With the psychologist played by Tim Scott-Walker being the main character of Third Contact we are provided with a man who at the start of the film has already contemplated suicide having lost the love of his life.  In meeting Erika this gives him something to focus on, but with both characters having similar depressive thoughts it’s not going to end well.  This is where Third Contact hits on the idea of loss and depression and how a person handles it.  The contemplation of suicide as a way to escape the pain is an important element as the idea of quantum suicide is brought in as a plot device.

The idea of quantum suicide touches on the concept of alternative universes, where the idea is that there are two possible outcomes of holding a gun to your head and pulling the trigger.  If the gun goes off and the person dies the person dies, if the gun does not fire then they survive.  quantum suicide at a basic level looks at what happens in the branched off reality where the gun never went off and the person survives, will that be a better life? Third Contact takes a look at this in an interesting way.

To go too deeply into the plot of the film and to look at the actual processes engaged in would spoil Third Contact so it’s hard to really discuss the plot more than I have.  The actual question that the film raises though is interesting and focuses on the characters themselves, the themes of depression and loss push people to extreme lengths to try to get happiness back, but what are the costs to find happiness again?
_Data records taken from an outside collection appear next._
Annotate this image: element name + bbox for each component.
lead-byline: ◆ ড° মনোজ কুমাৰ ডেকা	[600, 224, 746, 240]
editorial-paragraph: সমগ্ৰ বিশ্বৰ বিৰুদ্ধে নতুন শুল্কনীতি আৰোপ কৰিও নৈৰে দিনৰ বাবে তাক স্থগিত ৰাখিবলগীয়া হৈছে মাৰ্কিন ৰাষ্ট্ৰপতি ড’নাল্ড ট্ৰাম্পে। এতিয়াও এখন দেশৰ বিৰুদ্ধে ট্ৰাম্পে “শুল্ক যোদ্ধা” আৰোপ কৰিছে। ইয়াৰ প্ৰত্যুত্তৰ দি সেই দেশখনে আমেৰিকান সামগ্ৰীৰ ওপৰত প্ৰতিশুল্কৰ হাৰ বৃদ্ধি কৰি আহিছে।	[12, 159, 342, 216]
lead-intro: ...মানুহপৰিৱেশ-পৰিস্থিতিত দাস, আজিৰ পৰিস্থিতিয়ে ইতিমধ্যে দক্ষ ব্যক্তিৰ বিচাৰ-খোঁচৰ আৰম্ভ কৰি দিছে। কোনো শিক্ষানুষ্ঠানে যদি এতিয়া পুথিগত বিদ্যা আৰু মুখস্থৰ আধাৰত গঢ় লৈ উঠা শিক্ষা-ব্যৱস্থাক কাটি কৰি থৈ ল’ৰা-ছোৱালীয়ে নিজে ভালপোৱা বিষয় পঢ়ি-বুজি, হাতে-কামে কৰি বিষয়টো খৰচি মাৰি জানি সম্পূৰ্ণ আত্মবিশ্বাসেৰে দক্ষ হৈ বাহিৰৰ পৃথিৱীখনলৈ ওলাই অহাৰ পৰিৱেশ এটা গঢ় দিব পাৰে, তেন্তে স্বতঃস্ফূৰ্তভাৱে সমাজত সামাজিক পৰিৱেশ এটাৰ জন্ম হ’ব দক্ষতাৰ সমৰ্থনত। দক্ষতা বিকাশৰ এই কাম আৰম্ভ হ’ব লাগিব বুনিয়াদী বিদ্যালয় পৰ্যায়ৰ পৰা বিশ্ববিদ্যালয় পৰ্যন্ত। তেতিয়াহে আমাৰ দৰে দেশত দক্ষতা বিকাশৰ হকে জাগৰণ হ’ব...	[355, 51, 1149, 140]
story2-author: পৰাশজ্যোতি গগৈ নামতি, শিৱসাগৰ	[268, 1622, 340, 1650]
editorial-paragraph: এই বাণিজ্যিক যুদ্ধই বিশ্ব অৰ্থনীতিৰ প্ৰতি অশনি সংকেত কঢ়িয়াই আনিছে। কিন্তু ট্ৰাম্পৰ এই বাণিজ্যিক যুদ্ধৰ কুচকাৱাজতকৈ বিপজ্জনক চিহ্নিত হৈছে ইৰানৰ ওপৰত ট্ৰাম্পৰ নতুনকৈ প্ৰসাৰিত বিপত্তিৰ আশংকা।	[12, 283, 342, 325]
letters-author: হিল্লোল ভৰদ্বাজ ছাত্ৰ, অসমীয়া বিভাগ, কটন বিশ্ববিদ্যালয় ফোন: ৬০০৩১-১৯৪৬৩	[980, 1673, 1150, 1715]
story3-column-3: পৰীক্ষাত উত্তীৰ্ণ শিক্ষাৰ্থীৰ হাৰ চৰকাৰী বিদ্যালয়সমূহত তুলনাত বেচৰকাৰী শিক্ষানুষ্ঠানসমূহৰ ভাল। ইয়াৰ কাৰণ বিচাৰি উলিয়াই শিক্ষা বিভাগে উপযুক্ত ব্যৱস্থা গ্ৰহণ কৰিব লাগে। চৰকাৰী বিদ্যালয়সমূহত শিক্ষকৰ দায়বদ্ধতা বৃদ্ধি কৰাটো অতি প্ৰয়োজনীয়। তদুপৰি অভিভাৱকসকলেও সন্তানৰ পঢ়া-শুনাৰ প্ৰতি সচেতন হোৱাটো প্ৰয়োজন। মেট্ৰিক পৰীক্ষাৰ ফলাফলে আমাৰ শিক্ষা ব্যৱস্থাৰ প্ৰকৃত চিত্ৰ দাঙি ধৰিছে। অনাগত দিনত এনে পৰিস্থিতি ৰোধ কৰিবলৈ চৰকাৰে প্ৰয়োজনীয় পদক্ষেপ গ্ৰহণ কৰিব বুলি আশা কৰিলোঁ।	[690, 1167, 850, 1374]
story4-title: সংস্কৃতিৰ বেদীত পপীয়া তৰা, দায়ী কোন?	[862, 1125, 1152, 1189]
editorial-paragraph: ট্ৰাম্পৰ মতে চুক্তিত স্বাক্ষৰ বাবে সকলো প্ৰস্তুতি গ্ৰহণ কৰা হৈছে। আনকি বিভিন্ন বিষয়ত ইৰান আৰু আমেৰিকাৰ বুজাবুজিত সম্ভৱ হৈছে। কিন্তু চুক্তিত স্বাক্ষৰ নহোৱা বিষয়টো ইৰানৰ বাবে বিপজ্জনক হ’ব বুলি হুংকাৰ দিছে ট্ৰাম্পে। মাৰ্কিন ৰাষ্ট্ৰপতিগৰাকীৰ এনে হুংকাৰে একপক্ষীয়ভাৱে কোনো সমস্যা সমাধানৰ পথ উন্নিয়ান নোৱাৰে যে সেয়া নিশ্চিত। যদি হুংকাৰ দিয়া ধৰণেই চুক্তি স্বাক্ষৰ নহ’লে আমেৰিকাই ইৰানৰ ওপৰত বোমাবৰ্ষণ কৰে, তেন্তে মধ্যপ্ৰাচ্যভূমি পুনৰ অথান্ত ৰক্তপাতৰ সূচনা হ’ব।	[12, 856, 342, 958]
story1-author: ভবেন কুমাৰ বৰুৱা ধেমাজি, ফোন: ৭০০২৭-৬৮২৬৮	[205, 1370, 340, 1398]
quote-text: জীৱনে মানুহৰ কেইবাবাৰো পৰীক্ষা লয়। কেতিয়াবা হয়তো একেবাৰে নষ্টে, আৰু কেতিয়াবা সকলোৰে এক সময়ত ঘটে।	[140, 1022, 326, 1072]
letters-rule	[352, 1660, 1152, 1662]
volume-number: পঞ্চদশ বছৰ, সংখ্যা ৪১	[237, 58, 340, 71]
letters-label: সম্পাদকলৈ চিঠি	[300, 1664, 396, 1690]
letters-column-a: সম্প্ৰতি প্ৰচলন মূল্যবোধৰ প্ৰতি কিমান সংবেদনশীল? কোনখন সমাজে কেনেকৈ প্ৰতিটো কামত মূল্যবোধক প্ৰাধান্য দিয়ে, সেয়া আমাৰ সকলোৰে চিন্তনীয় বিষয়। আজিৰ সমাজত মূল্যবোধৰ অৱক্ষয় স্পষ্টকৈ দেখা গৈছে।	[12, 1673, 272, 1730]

If the outcome was something that we could manipulate for our own means would that make the process any easier?

I found Third Contact an interesting film and very thought-provoking but it is easy to get lost in the narrative if you don’t pay full attention, to the point you may find yourself wanting to re-watch elements to fully understand what took place.  I do enjoy films that take their time though and put the impetus on the audience themselves to actually think about what they are watching and Third Contact definitely does that.

Thought provoking and inventive, Third Contact will stay with you long after you’ve finished watching it, whether that’s wondering what the hell it was about or thinking about the arguments it raises, that is something only you can answer.